Cubicle with a View
Money is the only thing that has value. Consequently, only things that yield immediate monetary gain are important. The more immediate, the more important.
Don't worry about the long term, baby. We'll be halfway to Buenos Aires by then.
We were watching "Antiques Roadshow" tonight. How many items that were picked up for $25, $50 have come to be worth tens of thousands of dollars, now that the artistic merit of their creator has finally (many years after burial in a pauper's grave, of course) come to be fully recognized? And why is it that serious material benefit only shows up once the actual creator of the work is long gone?
It pays to be an artist, eventually, but it pays someone else. Not you.
My sisters are artists. Jessie, a concert pianist in Brooklyn, actually manages to scrape out a sparse living at it. Margie, a free spirit in Seattle? Not so much. Jessie is a brilliant musician. And Margie is just a genius: she composes, plays piano and cello beautifully, sketches, paints... and works in a pizza parlor, if she can get work.
I'm the least talented of the three of us by far. And I'm also easily the best off: I have a very comfortable middle-class job with a retirement plan and good health insurance. I guess contentment with mediocrity is more valuable than genius.
My staid government agency employer has recently become a vehicle for a handful of brilliant career climbers, rocketing through on their way to bigger and greater things, leaving decades of bureaucracy swirling in tumult like jetstream in their wake. Our new executive director has recently announced his departure for the next big thing.

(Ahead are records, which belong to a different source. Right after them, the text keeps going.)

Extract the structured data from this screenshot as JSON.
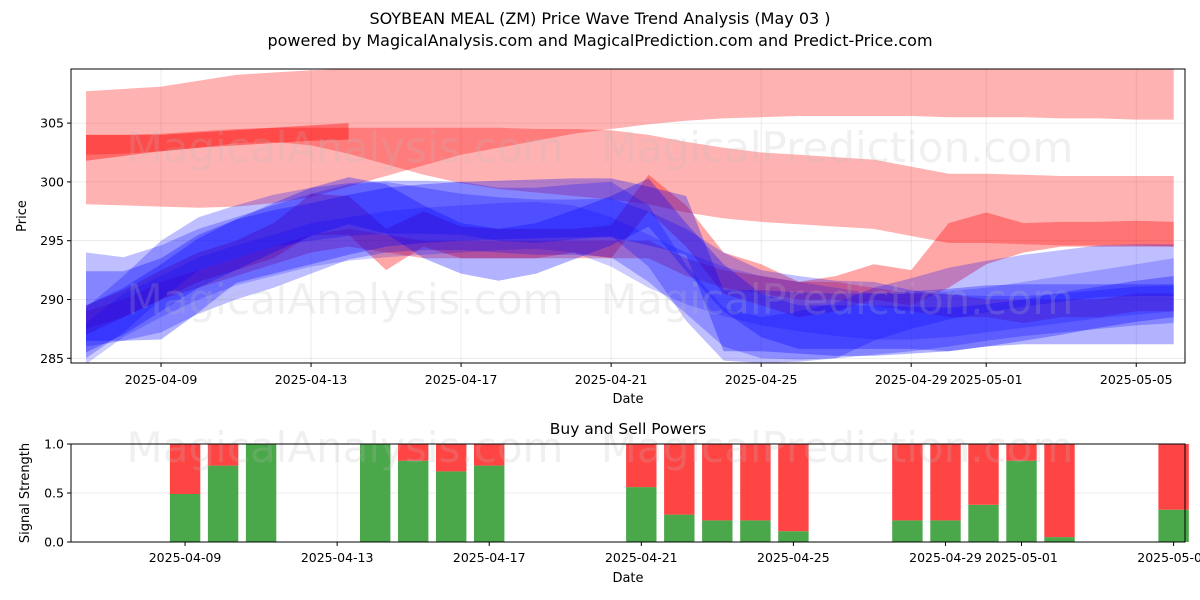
{
  "title": "SOYBEAN MEAL (ZM) Price Wave Trend Analysis (May 03 )",
  "subtitle": "powered by MagicalAnalysis.com and MagicalPrediction.com and Predict-Price.com",
  "watermarks": [
    "MagicalAnalysis.com",
    "MagicalPrediction.com"
  ],
  "colors": {
    "red": "#ff0000",
    "blue": "#0000ff",
    "buy": "#4aa84a",
    "sell": "#ff4444"
  },
  "chart_data": [
    {
      "type": "area",
      "title": "",
      "xlabel": "Date",
      "ylabel": "Price",
      "xlim": [
        "2025-04-06.6",
        "2025-05-06.3"
      ],
      "ylim": [
        284.6,
        309.6
      ],
      "x_ticks": [
        "2025-04-09",
        "2025-04-13",
        "2025-04-17",
        "2025-04-21",
        "2025-04-25",
        "2025-04-29",
        "2025-05-01",
        "2025-05-05"
      ],
      "y_ticks": [
        285,
        290,
        295,
        300,
        305
      ],
      "x_days": [
        0,
        1,
        2,
        3,
        4,
        5,
        6,
        7,
        8,
        9,
        10,
        11,
        12,
        13,
        14,
        15,
        16,
        17,
        18,
        19,
        20,
        21,
        22,
        23,
        24,
        25,
        26,
        27,
        28,
        29
      ],
      "x_labels_start": "2025-04-07",
      "red_bands": [
        {
          "name": "red band 1",
          "opacity": 0.3,
          "upper": [
            307.7,
            307.9,
            308.1,
            308.6,
            309.1,
            309.3,
            309.5,
            309.6,
            309.6,
            309.6,
            309.6,
            309.6,
            309.6,
            309.6,
            309.6,
            309.6,
            309.6,
            309.6,
            309.6,
            309.6,
            309.6,
            309.6,
            309.6,
            309.6,
            309.6,
            309.6,
            309.6,
            309.6,
            309.6,
            309.6
          ],
          "lower": [
            298.1,
            298.0,
            297.9,
            297.8,
            297.9,
            298.2,
            298.7,
            299.6,
            300.5,
            301.4,
            302.3,
            302.9,
            303.5,
            304.1,
            304.5,
            304.9,
            305.2,
            305.4,
            305.5,
            305.6,
            305.6,
            305.6,
            305.6,
            305.5,
            305.5,
            305.5,
            305.4,
            305.4,
            305.3,
            305.3
          ]
        },
        {
          "name": "red band 2",
          "opacity": 0.3,
          "upper": [
            304.0,
            304.0,
            304.1,
            304.3,
            304.5,
            304.6,
            304.6,
            304.6,
            304.6,
            304.6,
            304.6,
            304.6,
            304.5,
            304.5,
            304.4,
            304.0,
            303.4,
            302.9,
            302.5,
            302.3,
            302.1,
            301.9,
            301.3,
            300.7,
            300.7,
            300.6,
            300.5,
            300.5,
            300.5,
            300.5
          ],
          "lower": [
            302.3,
            302.4,
            302.6,
            302.9,
            303.3,
            303.4,
            303.1,
            302.4,
            301.5,
            300.6,
            299.9,
            299.4,
            299.1,
            298.8,
            298.5,
            298.1,
            297.4,
            296.9,
            296.6,
            296.4,
            296.2,
            296.0,
            295.4,
            294.8,
            294.8,
            294.7,
            294.6,
            294.6,
            294.6,
            294.5
          ]
        },
        {
          "name": "red band 3",
          "opacity": 0.4,
          "upper": [
            304.0,
            304.0,
            304.0,
            304.2,
            304.4,
            304.6,
            304.8,
            305.0
          ],
          "lower": [
            301.8,
            302.2,
            302.6,
            302.9,
            303.1,
            303.3,
            303.5,
            303.6
          ]
        },
        {
          "name": "red band 4",
          "opacity": 0.35,
          "upper": [
            289.5,
            290.8,
            292.5,
            294.0,
            295.0,
            296.5,
            299.0,
            298.8,
            296.0,
            297.5,
            296.2,
            296.0,
            296.0,
            296.0,
            296.3,
            300.6,
            298.0,
            294.0,
            293.0,
            291.5,
            292.0,
            293.0,
            292.5,
            296.5,
            297.4,
            296.5,
            296.6,
            296.6,
            296.7,
            296.6
          ],
          "lower": [
            287.0,
            288.5,
            290.0,
            291.5,
            292.5,
            293.5,
            295.5,
            295.5,
            292.5,
            294.5,
            293.5,
            293.5,
            293.5,
            294.0,
            293.5,
            297.5,
            294.5,
            290.5,
            289.5,
            288.5,
            289.0,
            290.0,
            289.5,
            291.0,
            293.0,
            294.0,
            294.5,
            294.5,
            294.5,
            294.5
          ]
        },
        {
          "name": "red band 5",
          "opacity": 0.3,
          "upper": [
            289.0,
            290.0,
            291.5,
            292.5,
            293.5,
            294.5,
            295.5,
            296.0,
            295.5,
            295.0,
            295.0,
            295.0,
            295.0,
            295.0,
            295.0,
            295.0,
            293.5,
            292.5,
            292.0,
            291.5,
            291.5,
            291.0,
            290.5,
            290.5,
            290.0,
            290.0,
            290.0,
            290.0,
            290.5,
            290.5
          ],
          "lower": [
            287.5,
            288.5,
            290.0,
            291.0,
            292.0,
            293.0,
            294.0,
            294.5,
            294.0,
            293.5,
            293.5,
            293.5,
            293.5,
            293.5,
            293.5,
            293.5,
            292.0,
            291.0,
            290.5,
            290.0,
            290.0,
            289.5,
            289.0,
            288.5,
            288.5,
            288.0,
            288.5,
            288.5,
            289.0,
            289.0
          ]
        }
      ],
      "blue_bands": [
        {
          "name": "blue band 1",
          "opacity": 0.3,
          "upper": [
            292.4,
            292.4,
            293.5,
            295.5,
            296.8,
            297.6,
            298.2,
            298.9,
            299.5,
            299.8,
            300.0,
            300.1,
            300.2,
            300.3,
            300.3,
            299.6,
            298.8,
            290.8,
            290.8,
            290.6,
            290.5,
            290.5,
            290.7,
            290.9,
            291.2,
            291.3,
            291.3,
            291.3,
            291.3,
            291.3
          ],
          "lower": [
            286.5,
            286.5,
            286.6,
            288.9,
            291.4,
            292.2,
            293.0,
            293.8,
            294.5,
            294.8,
            295.0,
            295.1,
            295.2,
            295.3,
            295.3,
            294.6,
            293.8,
            285.6,
            285.6,
            285.4,
            285.2,
            285.2,
            285.4,
            285.6,
            286.0,
            286.2,
            286.2,
            286.2,
            286.2,
            286.2
          ]
        },
        {
          "name": "blue band 2",
          "opacity": 0.25,
          "upper": [
            294.0,
            293.6,
            294.6,
            296.0,
            297.0,
            298.0,
            299.0,
            299.8,
            300.0,
            299.5,
            299.0,
            298.7,
            298.5,
            298.5,
            298.6,
            297.5,
            296.0,
            294.0,
            292.5,
            292.0,
            291.6,
            291.5,
            290.8,
            290.4,
            290.3,
            290.3,
            290.5,
            290.8,
            291.1,
            291.2
          ],
          "lower": [
            286.0,
            286.5,
            287.2,
            288.8,
            290.0,
            291.0,
            292.2,
            293.4,
            294.0,
            294.2,
            294.2,
            294.0,
            293.8,
            293.8,
            293.6,
            291.5,
            288.8,
            286.0,
            285.0,
            284.9,
            285.0,
            285.3,
            285.6,
            286.0,
            286.5,
            286.9,
            287.2,
            287.5,
            287.8,
            288.0
          ]
        },
        {
          "name": "blue band 3",
          "opacity": 0.3,
          "upper": [
            289.5,
            291.0,
            293.0,
            295.2,
            296.8,
            298.2,
            299.5,
            300.4,
            299.8,
            298.0,
            296.5,
            296.0,
            296.5,
            297.6,
            298.8,
            300.3,
            296.5,
            293.0,
            290.5,
            289.5,
            289.5,
            289.5,
            289.4,
            289.3,
            289.6,
            290.0,
            290.6,
            291.1,
            291.6,
            292.0
          ],
          "lower": [
            285.5,
            287.0,
            289.0,
            291.0,
            292.5,
            294.0,
            295.4,
            296.4,
            295.6,
            293.5,
            292.2,
            291.6,
            292.2,
            293.4,
            294.6,
            296.2,
            292.4,
            289.0,
            286.8,
            285.8,
            285.8,
            285.8,
            285.8,
            285.6,
            286.0,
            286.5,
            287.0,
            287.6,
            288.1,
            288.5
          ]
        },
        {
          "name": "blue band 4",
          "opacity": 0.25,
          "upper": [
            289.3,
            292.0,
            295.0,
            297.0,
            298.0,
            298.9,
            299.5,
            299.9,
            300.1,
            300.1,
            300.0,
            299.5,
            299.5,
            299.8,
            300.0,
            298.0,
            292.9,
            289.3,
            288.5,
            289.0,
            289.7,
            291.0,
            291.8,
            292.7,
            293.3,
            293.8,
            294.2,
            294.6,
            294.7,
            294.7
          ],
          "lower": [
            285.0,
            287.2,
            290.0,
            292.5,
            293.5,
            294.5,
            295.0,
            295.4,
            295.6,
            295.6,
            295.5,
            295.0,
            294.8,
            295.1,
            295.4,
            292.8,
            288.2,
            284.8,
            284.6,
            284.7,
            285.0,
            286.5,
            287.5,
            288.3,
            288.9,
            289.4,
            289.8,
            290.2,
            290.3,
            290.3
          ]
        },
        {
          "name": "blue band 5",
          "opacity": 0.2,
          "upper": [
            288.0,
            290.5,
            292.0,
            293.6,
            294.6,
            295.5,
            296.5,
            297.0,
            297.5,
            297.8,
            298.0,
            298.2,
            298.3,
            298.0,
            297.0,
            295.5,
            294.0,
            292.8,
            292.0,
            291.5,
            291.0,
            290.5,
            290.5,
            290.7,
            291.0,
            291.5,
            292.0,
            292.5,
            293.0,
            293.5
          ],
          "lower": [
            284.5,
            286.8,
            288.5,
            290.0,
            291.2,
            292.0,
            292.8,
            293.3,
            293.6,
            293.8,
            294.0,
            294.2,
            294.3,
            294.0,
            292.8,
            291.0,
            289.6,
            288.6,
            287.8,
            287.3,
            286.9,
            286.6,
            286.6,
            286.8,
            287.2,
            287.6,
            288.0,
            288.4,
            288.7,
            289.0
          ]
        }
      ]
    },
    {
      "type": "bar",
      "title": "Buy and Sell Powers",
      "xlabel": "Date",
      "ylabel": "Signal Strength",
      "ylim": [
        0,
        1
      ],
      "y_ticks": [
        "0.0",
        "0.5",
        "1.0"
      ],
      "x_ticks": [
        "2025-04-09",
        "2025-04-13",
        "2025-04-17",
        "2025-04-21",
        "2025-04-25",
        "2025-04-29",
        "2025-05-01",
        "2025-05-05"
      ],
      "categories": [
        "2025-04-09",
        "2025-04-10",
        "2025-04-11",
        "2025-04-14",
        "2025-04-15",
        "2025-04-16",
        "2025-04-17",
        "2025-04-21",
        "2025-04-22",
        "2025-04-23",
        "2025-04-24",
        "2025-04-25",
        "2025-04-28",
        "2025-04-29",
        "2025-04-30",
        "2025-05-01",
        "2025-05-02",
        "2025-05-05"
      ],
      "series": [
        {
          "name": "Buy",
          "values": [
            0.49,
            0.78,
            1.0,
            1.0,
            0.83,
            0.72,
            0.78,
            0.56,
            0.28,
            0.22,
            0.22,
            0.11,
            0.22,
            0.22,
            0.38,
            0.83,
            0.05,
            0.33
          ]
        },
        {
          "name": "Sell",
          "values": [
            0.51,
            0.22,
            0.0,
            0.0,
            0.17,
            0.28,
            0.22,
            0.44,
            0.72,
            0.78,
            0.78,
            0.89,
            0.78,
            0.78,
            0.62,
            0.17,
            0.95,
            0.67
          ]
        }
      ]
    }
  ]
}
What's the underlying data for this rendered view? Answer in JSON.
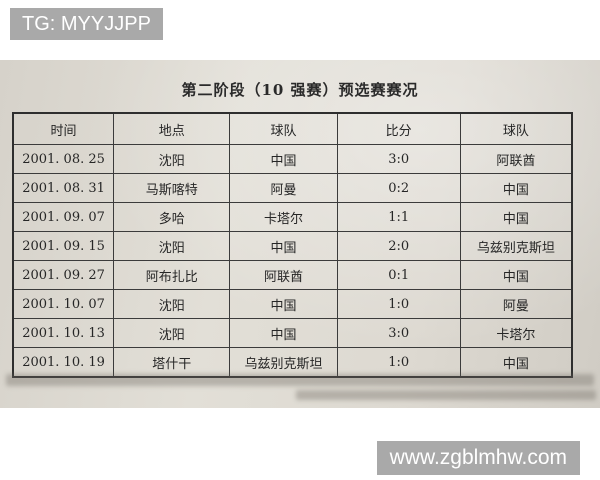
{
  "watermarks": {
    "top": "TG: MYYJJPP",
    "bottom": "www.zgblmhw.com"
  },
  "page": {
    "title": "第二阶段（10 强赛）预选赛赛况"
  },
  "table": {
    "headers": [
      "时间",
      "地点",
      "球队",
      "比分",
      "球队"
    ],
    "rows": [
      [
        "2001. 08. 25",
        "沈阳",
        "中国",
        "3:0",
        "阿联酋"
      ],
      [
        "2001. 08. 31",
        "马斯喀特",
        "阿曼",
        "0:2",
        "中国"
      ],
      [
        "2001. 09. 07",
        "多哈",
        "卡塔尔",
        "1:1",
        "中国"
      ],
      [
        "2001. 09. 15",
        "沈阳",
        "中国",
        "2:0",
        "乌兹别克斯坦"
      ],
      [
        "2001. 09. 27",
        "阿布扎比",
        "阿联酋",
        "0:1",
        "中国"
      ],
      [
        "2001. 10. 07",
        "沈阳",
        "中国",
        "1:0",
        "阿曼"
      ],
      [
        "2001. 10. 13",
        "沈阳",
        "中国",
        "3:0",
        "卡塔尔"
      ],
      [
        "2001. 10. 19",
        "塔什干",
        "乌兹别克斯坦",
        "1:0",
        "中国"
      ]
    ]
  },
  "colors": {
    "badge_bg": "#a9a9a9",
    "badge_text": "#ffffff",
    "photo_bg": "#dcd8d0",
    "table_line": "#3b3b3b",
    "ink": "#262626"
  }
}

He brought an entire new upper-managementourage with him, when he arrived about two years ago, and has fundamentally shaken our tired old agency structure to its roots. This is not necessarily a bad thing. But, having wrenched us off the deeply rutted old path, it seems unfair to leave the people who were contentedly trudging along it to figure out how to convert the maelstroms of change he's stirred up into a productive route forward. What do we do? Hire a batch of new, dynamic visionaries who will rile things up a bit more along the same lines, then probably follow in this guy's footsteps? Or try to forget, try to get back to the way things used to be?
Because the thing is, all the cronies he brought with him, who understand this way of doing things, are all going out with him. It's just like when the Enterprise makes unauthorized first contact with a Stone Age culture because Kirk just HAS to bone the girl in the leopardskin bikini and tosses everything they've come to believe about the universe on its ear, when suddenly the Fleet Admiral is all like "JAMES TIBERIUS KIRK YOU GET BACK TO STARBASE RIGHT NOW" and just like that, poof! they're gone.
And the Stone Age culture is all like, well, shit. Now what?
I was talking about this to my boyfriend tonight, since he also works for the same agency. He was inclined to be hopeful. He suggested that one of the old guard who had not been run off might take back over as the new executive director.
"At least he's an engineer," he said.
Were sadder words ever spoken?
Mind you, I've put in my time with soulless marketing types. When I first started working for this agency (eight years ago (TODAY!)) I looked around me at the freak show of decaying, defective career government employees. I looked at the old-timey phones with the blinking red "hold" lights. I saw the DOS-based mainframe applications. I smelled the cigarette smoke, the microwave popcorn, the Phantom Pharts in cubicle-land. And I said, "Well, you know, at least they aren't soulless marketing types."
What goes around comes around, I guess.